Putting new employees into cohorts can be a powerful thing. Connecting workers with people who are learning the job at the same time can help them feel less isolated and alone when trying a new thing, and connected to the company through each other as they progress in their careers.
“We never think about cohorts [...] outside of the school context, but it also applies at work, and it’s very powerful,” said Amit Chauradia, assistant professor at the University of South Florida Muma College of Business, and co-author on a recent study.
Chauradia's research, however, revealed that if one person in the cohort isn’t happy, that feeling can spread, leading them to leave the organization and maybe take the rest of their cohort with them.
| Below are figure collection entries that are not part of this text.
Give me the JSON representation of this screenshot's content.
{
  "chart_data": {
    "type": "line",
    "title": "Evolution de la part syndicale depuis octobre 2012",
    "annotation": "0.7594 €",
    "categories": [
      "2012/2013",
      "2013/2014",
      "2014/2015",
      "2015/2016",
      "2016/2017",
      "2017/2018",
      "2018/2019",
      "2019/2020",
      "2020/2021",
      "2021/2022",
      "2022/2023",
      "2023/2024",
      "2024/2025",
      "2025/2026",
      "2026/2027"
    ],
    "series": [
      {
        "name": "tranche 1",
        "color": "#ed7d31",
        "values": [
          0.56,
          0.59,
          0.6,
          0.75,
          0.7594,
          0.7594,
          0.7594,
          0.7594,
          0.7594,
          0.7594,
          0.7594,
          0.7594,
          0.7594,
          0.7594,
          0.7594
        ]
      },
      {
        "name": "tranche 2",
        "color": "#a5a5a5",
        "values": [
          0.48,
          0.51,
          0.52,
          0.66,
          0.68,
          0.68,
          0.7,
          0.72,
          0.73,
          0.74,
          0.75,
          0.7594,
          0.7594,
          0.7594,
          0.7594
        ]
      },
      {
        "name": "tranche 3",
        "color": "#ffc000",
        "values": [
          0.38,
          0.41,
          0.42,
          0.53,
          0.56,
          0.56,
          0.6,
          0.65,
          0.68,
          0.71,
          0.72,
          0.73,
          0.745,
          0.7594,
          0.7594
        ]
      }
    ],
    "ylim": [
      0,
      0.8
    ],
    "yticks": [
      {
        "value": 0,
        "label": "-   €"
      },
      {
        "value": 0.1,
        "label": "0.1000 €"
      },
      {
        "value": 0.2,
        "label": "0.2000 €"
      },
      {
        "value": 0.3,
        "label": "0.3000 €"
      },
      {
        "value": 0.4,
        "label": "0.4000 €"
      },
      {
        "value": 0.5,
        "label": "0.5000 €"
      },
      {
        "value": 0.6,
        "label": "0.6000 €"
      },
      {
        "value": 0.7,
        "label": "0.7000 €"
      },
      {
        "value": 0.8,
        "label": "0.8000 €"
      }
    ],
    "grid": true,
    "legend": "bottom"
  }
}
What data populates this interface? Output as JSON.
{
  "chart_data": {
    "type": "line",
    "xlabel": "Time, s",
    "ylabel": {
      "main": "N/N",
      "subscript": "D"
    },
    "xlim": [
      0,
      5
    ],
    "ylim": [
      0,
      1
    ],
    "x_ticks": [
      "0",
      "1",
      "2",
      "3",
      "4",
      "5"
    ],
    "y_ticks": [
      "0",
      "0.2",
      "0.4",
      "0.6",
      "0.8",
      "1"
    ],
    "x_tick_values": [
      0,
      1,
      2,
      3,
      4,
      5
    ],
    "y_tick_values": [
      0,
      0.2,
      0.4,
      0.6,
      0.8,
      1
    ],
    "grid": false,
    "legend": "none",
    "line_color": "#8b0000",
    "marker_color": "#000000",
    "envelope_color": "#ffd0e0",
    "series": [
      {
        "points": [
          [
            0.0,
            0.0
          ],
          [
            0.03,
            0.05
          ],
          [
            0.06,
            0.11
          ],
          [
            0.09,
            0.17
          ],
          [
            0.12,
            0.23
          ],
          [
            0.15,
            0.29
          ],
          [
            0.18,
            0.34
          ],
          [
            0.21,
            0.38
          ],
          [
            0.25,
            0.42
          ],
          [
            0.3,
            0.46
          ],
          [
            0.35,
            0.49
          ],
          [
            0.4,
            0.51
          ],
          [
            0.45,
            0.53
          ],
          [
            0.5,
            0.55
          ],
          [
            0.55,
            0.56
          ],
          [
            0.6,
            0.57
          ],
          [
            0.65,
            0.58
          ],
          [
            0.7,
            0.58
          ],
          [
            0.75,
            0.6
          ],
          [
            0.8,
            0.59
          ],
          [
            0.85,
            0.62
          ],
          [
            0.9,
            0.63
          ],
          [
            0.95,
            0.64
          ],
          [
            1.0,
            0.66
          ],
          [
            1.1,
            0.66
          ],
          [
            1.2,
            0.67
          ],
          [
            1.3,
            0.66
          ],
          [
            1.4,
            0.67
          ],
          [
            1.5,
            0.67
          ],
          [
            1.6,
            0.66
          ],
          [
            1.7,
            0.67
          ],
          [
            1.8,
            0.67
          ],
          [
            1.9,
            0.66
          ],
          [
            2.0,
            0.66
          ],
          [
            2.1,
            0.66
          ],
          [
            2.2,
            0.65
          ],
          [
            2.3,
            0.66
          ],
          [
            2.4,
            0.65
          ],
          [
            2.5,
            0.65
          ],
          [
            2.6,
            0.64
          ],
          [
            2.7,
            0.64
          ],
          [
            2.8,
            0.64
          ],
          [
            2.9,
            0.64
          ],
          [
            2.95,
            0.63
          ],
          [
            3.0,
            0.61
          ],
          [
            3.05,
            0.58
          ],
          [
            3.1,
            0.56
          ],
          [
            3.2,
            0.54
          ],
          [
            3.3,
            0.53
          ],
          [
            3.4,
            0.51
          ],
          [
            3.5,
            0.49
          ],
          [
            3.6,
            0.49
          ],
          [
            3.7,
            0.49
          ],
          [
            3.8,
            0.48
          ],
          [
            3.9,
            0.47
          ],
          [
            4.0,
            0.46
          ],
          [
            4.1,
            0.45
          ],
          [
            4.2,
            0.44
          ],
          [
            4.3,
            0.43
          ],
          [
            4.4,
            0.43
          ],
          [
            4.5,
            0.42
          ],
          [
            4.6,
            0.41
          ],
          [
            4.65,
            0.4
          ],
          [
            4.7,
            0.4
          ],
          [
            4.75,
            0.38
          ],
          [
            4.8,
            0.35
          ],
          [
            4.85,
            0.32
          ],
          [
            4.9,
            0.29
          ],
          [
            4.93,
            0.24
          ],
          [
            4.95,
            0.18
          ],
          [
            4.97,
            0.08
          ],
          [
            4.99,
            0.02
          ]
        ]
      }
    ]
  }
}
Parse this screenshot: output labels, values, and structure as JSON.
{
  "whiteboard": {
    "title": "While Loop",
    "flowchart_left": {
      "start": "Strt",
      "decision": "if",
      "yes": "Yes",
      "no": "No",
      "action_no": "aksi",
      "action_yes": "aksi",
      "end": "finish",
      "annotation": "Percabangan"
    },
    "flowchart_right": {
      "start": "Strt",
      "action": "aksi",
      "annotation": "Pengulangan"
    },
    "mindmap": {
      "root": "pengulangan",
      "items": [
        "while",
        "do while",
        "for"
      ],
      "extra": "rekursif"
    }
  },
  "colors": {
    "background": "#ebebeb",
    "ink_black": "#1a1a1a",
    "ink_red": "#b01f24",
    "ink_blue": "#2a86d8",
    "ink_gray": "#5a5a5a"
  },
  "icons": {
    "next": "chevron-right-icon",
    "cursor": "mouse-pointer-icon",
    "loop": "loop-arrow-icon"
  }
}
Here’s how HR managers can make sure cohorts help employees instead of encouraging them to leave.
Cohorts can help people stay, or push them to leave
In the study, published in the Journal of General Management, researchers analyzed survey data from 656 new employees from 32 cohorts at a global information technology services firm.
The bonding is similar to that in a group of people going into high school or college at the same time. “As a small group, you go through training together for several weeks, and are connected and stay in touch like an incoming class,” said Chauradia.
They found that when some members of the cohort start looking for another job, a newcomer is likely to do the same and then leave the organization. Notably, one thing that might keep someone at a job is a preference for the organization's geographic location.
While the survey looked at new employees in IT services, the idea of cohorts can cross industries and skills. A batch of new hires at a law firm, for example, can be a cohort. The same might be true for a bank or consulting firm. Participants come into a company and try to set their roots around the same time.
Use cohorts for good
The most successful use of cohorts happens when a company front-ends it, according to Shannon Gabriel, vice president of leadership solutions at TBM. Organizations are “bringing groups together and attaching them from day one, or even prior to day one,” Gabriel said. That’s because they find, especially with hourly workers, that someone is likely to leave once onboarding stops.
Cohorts should be considered part of the retention process, she added, because especially for newer and younger workers, being in a group of peers can help them feel more comfortable with asking questions about an organization and learning the landscape.
“It saves a lot of time and stress,” Gabriel said, because instead of worrying about asking someone what they might see as annoying questions, cohorts can go to a group of their peers for an answer or to be pointed in the right direction. This can happen through in-person interactions, internal technology tools or a mix of both.
It’s also important that someone is steering the group and to make sure that person wants the role. Gabriel worked with a company recently who selected two relatively new employees to mentor a cohort, both because they were interested and because they were seen to have potential leadership skills. “You really have to have somebody that’s motivated to do it,” Gabriel said.
Make cohorts work in the long run
While the mood of the cohort is important when its members first come onto the job, so is keeping track of them as they move through the company. “Even if you don’t have unions, you still have to pay attention to groups of people together for a long time,” said Chauradia. And even if participants move to different departments or roles, the connection of “we’ve been through this together” is still a powerful one, he added.
Chauradia also said that companies should remember that the contagion effect is very real. Departures can snowball, his research indicted. And if a cohort leaves collectively, he said, that could put a company in crisis.
“Having a group leave has been known to destroy companies forever, because you lose all that knowledge,” and, potentially, history within the firm, he said. “If you let one individual leave, that’s OK because the others can connect. If the whole group leaves, that’s really bad.”